Infinite Spaces: Shared Terrain
Carmina Sanchez-del-Valle
“The space of lived experience has been reduced to a codified system of signification, and with the increasing emphasis on visual perception there has been a corresponding reduction in other forms of sensory perception.” -- Henri Lefebvre
This session encourages both attentiveness to the environment, and increased awareness of multiple ways to experience it. A short introduction to the project will be given on the first day, and a summary on the last. A large printed map covering a one-mile radius area, using the field station as the center, will be provided. In an urban setting a mile corresponds to a twenty-minute walk. Participants will be asked to draw, doodle, and write on the map defining the spaces and places they visited during their stay. Locations which can be seen on the horizon, and they would like to reach, can be marked on the map. The goal is to coalesce into one map different paths, perspectives, and levels of engagement with the earth.
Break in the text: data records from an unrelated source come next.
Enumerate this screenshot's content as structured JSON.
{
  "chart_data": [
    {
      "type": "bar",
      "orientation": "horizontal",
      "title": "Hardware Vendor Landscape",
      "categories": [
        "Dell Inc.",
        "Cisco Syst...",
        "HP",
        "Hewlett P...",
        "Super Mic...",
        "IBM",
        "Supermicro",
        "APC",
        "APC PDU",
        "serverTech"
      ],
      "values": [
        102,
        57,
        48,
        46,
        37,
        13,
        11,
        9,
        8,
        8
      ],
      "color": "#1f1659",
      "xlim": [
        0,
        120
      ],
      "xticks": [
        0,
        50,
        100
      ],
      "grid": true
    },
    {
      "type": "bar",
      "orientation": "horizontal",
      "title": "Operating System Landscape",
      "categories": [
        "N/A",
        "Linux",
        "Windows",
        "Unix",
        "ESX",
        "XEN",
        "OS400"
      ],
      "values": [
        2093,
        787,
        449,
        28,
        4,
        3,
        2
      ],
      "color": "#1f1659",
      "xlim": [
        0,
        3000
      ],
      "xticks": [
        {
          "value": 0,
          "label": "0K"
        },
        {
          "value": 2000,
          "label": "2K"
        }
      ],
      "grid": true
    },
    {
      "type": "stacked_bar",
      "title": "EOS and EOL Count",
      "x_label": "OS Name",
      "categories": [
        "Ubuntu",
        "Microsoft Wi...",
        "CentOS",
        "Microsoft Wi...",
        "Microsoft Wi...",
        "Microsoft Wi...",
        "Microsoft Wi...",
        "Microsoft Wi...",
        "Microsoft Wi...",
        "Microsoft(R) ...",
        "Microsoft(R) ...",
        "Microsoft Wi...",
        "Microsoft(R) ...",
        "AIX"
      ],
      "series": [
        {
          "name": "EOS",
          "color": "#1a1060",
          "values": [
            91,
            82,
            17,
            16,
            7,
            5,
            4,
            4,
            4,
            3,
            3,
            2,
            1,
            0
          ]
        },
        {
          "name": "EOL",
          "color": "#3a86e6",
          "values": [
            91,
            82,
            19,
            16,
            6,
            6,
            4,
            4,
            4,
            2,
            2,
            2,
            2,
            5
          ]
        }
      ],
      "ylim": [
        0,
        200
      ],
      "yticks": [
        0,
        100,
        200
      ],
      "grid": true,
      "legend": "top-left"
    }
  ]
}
Space is a situated sense of enclosure. This feeling is strongest when entering or leaving an area. Place is a location whose uniqueness allows us to differentiate it from its surroundings, and from other places in other locations. We can return to it, because we do recognize it. Both space and place are multi-sensorial. Space is a condition of place.
The collaborative mapping effort requires challenging the representational conventions developed for the built environment. In the end we recognize we are always in the map of our own making.